Good show man. It makes us PENANGITE, at least yours truly realise that we are really lucky to have survived our traffic here.
Oh anyway, I am the one who got a double promotion in 1 day.
it's in our blood to bully those drivers with W plates.
congratulations, galactic superintendent anoynymous, now you can belanja me some penang char koay teow.
aha, daling oi is back,
ayo, u sure have never drive in jb one. over there they even shoot at each other through the window. not believe me, read the Singapore papers la. er, lee kwan yew also said the same.
driving in jb? if it can be called that... then i'm sure that yes, kwan yew would be the foremost authority on it.
Come over anytime man sure got char koay teow for you one.
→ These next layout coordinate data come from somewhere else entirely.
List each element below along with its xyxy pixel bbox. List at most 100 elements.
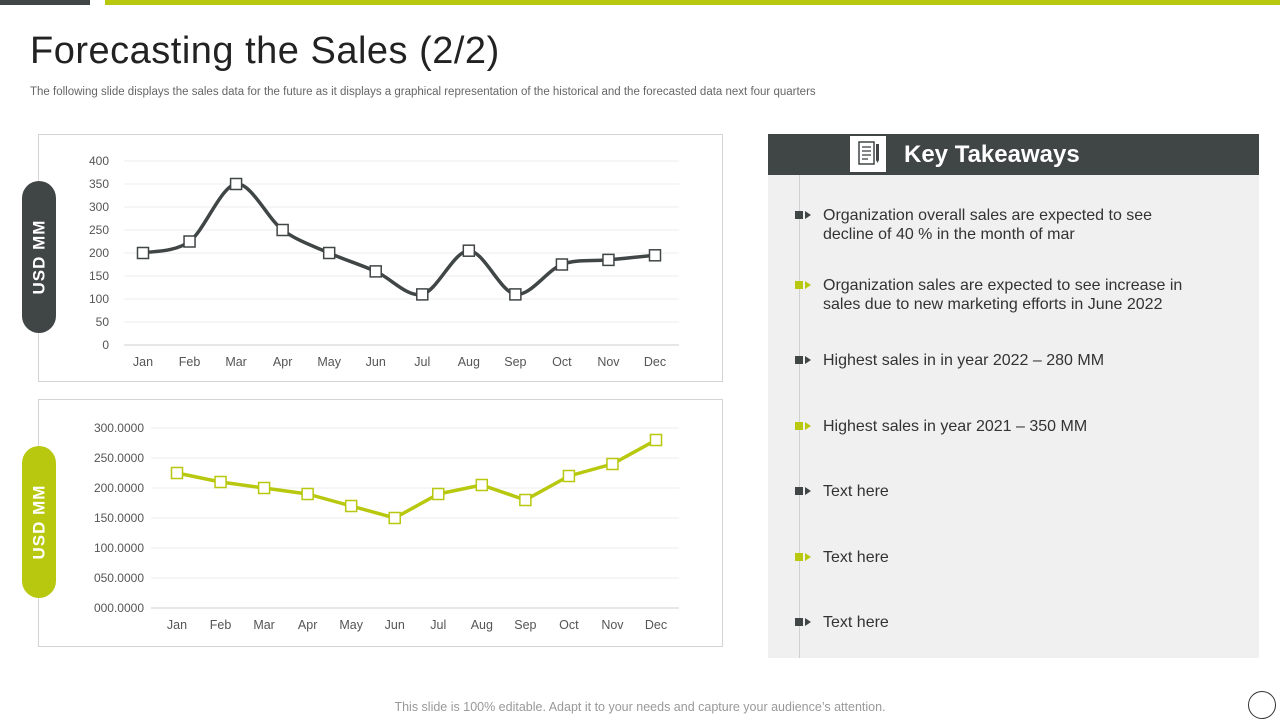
chart1-data-point [555, 258, 569, 271]
chart2-data-point [475, 478, 489, 492]
takeaway-text-line: decline of 40 % in the month of mar [823, 226, 1075, 243]
y-axis-pill-bottom: USD MM [22, 446, 56, 598]
chart1-x-tick-label: Apr [273, 355, 292, 369]
y-axis-pill-top-label: USD MM [29, 219, 49, 295]
chart1-x-tick-label: Oct [552, 355, 572, 369]
footer-note: This slide is 100% editable. Adapt it to… [394, 700, 886, 714]
chart2-x-tick-label: Apr [298, 618, 317, 632]
takeaway-text: Text here [823, 613, 1203, 632]
chart2-data-point [606, 457, 619, 471]
bullet-arrow-icon [795, 280, 811, 290]
top-accent-bar-dark [0, 0, 90, 5]
takeaway-text: Organization overall sales are expected … [823, 206, 1203, 244]
chart1-y-tick-label: 0 [102, 338, 109, 352]
chart1-x-tick-label: Dec [644, 355, 666, 369]
chart1-data-point [369, 265, 382, 278]
chart1-data-point [183, 235, 196, 248]
chart2-data-point [301, 487, 314, 501]
chart2-y-tick-label: 100.0000 [94, 541, 144, 555]
chart-historical-box: 0 50 100 150 200 250 300 350 400 Jan Feb Mar Apr May J… [38, 134, 723, 382]
chart-forecast: 000.0000 050.0000 100.0000 150.0000 200.0000… [94, 421, 679, 632]
chart2-y-tick-label: 300.0000 [94, 421, 144, 435]
chart-forecast-box: 000.0000 050.0000 100.0000 150.0000 200.0000… [38, 399, 723, 647]
chart1-data-point [462, 244, 476, 257]
chart2-data-point [649, 433, 663, 447]
chart2-y-tick-label: 200.0000 [94, 481, 144, 495]
chart1-data-point [648, 249, 662, 262]
chart1-data-point [322, 246, 336, 260]
corner-circle-icon [1248, 691, 1276, 719]
bullet-arrow-icon [795, 617, 811, 627]
chart1-series-line [142, 182, 656, 297]
bullet-arrow-icon [795, 421, 811, 431]
chart1-y-tick-label: 200 [89, 246, 109, 260]
y-axis-pill-top: USD MM [22, 181, 56, 333]
takeaway-text-line: Organization overall sales are expected … [823, 207, 1153, 224]
document-pen-icon [850, 136, 886, 172]
chart1-x-tick-label: May [317, 355, 341, 369]
chart2-data-point [388, 511, 401, 525]
chart2-x-tick-label: Feb [210, 618, 232, 632]
chart2-y-tick-label: 000.0000 [94, 601, 144, 615]
chart1-data-point [136, 246, 150, 260]
takeaway-text-line: Highest sales in in year 2022 – 280 MM [823, 352, 1105, 369]
chart1-y-tick-label: 150 [89, 269, 109, 283]
chart2-x-tick-label: Jun [385, 618, 405, 632]
chart1-x-tick-label: Feb [179, 355, 201, 369]
chart1-y-tick-label: 350 [89, 177, 109, 191]
takeaway-text-line: Text here [823, 549, 889, 566]
chart1-x-tick-label: Nov [597, 355, 620, 369]
chart2-data-point [562, 469, 576, 483]
chart1-y-tick-label: 100 [89, 292, 109, 306]
chart1-x-tick-label: Jul [414, 355, 430, 369]
chart2-y-tick-label: 050.0000 [94, 571, 144, 585]
takeaway-text: Highest sales in year 2021 – 350 MM [823, 417, 1203, 436]
top-accent-bar-lime [105, 0, 1280, 5]
takeaway-text: Highest sales in in year 2022 – 280 MM [823, 351, 1203, 370]
chart2-data-point [519, 493, 532, 507]
chart2-x-tick-label: Dec [645, 618, 667, 632]
chart1-data-point [276, 223, 289, 237]
chart1-data-point [509, 288, 522, 301]
chart1-data-point [229, 177, 243, 191]
takeaway-text-line: Highest sales in year 2021 – 350 MM [823, 418, 1088, 435]
chart2-series-line [176, 438, 657, 520]
chart2-x-tick-label: Mar [253, 618, 275, 632]
takeaway-text-line: sales due to new marketing efforts in Ju… [823, 296, 1163, 313]
takeaway-text: Text here [823, 548, 1203, 567]
chart1-x-tick-label: Jan [133, 355, 153, 369]
chart1-y-tick-label: 50 [96, 315, 110, 329]
chart-historical: 0 50 100 150 200 250 300 350 400 Jan Feb Mar Apr May J… [89, 154, 679, 369]
chart2-x-tick-label: Nov [601, 618, 624, 632]
chart1-x-tick-label: Aug [458, 355, 480, 369]
chart2-data-point [344, 499, 358, 513]
takeaway-text: Organization sales are expected to see i… [823, 276, 1203, 314]
chart1-y-tick-label: 300 [89, 200, 109, 214]
chart1-x-tick-label: Mar [225, 355, 247, 369]
takeaways-header [768, 134, 1259, 175]
chart2-data-point [257, 481, 271, 495]
bullet-arrow-icon [795, 552, 811, 562]
chart1-x-tick-label: Sep [504, 355, 526, 369]
y-axis-pill-bottom-label: USD MM [29, 484, 49, 560]
chart1-y-tick-label: 250 [89, 223, 109, 237]
chart2-x-tick-label: Oct [559, 618, 579, 632]
chart2-data-point [170, 466, 184, 480]
takeaways-title: Key Takeaways [904, 141, 1080, 168]
chart1-x-tick-label: Jun [366, 355, 386, 369]
chart2-x-tick-label: Aug [471, 618, 493, 632]
takeaway-text-line: Text here [823, 483, 889, 500]
chart2-data-point [432, 487, 445, 501]
page-subtitle: The following slide displays the sales d… [30, 86, 816, 98]
takeaways-panel [768, 175, 1259, 658]
chart1-data-point [602, 253, 615, 267]
page-title: Forecasting the Sales (2/2) [30, 30, 500, 72]
bullet-arrow-icon [795, 355, 811, 365]
bullet-arrow-icon [795, 486, 811, 496]
takeaway-text-line: Text here [823, 614, 889, 631]
chart2-x-tick-label: May [339, 618, 363, 632]
chart2-x-tick-label: Jul [430, 618, 446, 632]
chart2-x-tick-label: Jan [167, 618, 187, 632]
chart1-y-tick-label: 400 [89, 154, 109, 168]
takeaway-text-line: Organization sales are expected to see i… [823, 277, 1183, 294]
So i am galactic superintendent now, wow! and they only call me cikgu here.
i like your blog, just goes to show that some people, you know who, has become so perasan to remember they're making the same mistakes and problem.
are you making a similar 'first world mentality' series too?
i must fully understand my subject matter before analysing it. therefore, i must bring my mentality from that of the 8th world of the Onomatopoeia system to that of the 1st world of the Sol system.
Last time I checked, the last world country was always Zimbabwe. Unless the list was alphabetically descending.
aiya, just complain about traffic in jb, now jambatan also already cencelled. how aaar? oi daling, write something about that la. your brother jeff, the super duper geek only dare one post on it before going off bitching about i dont know what.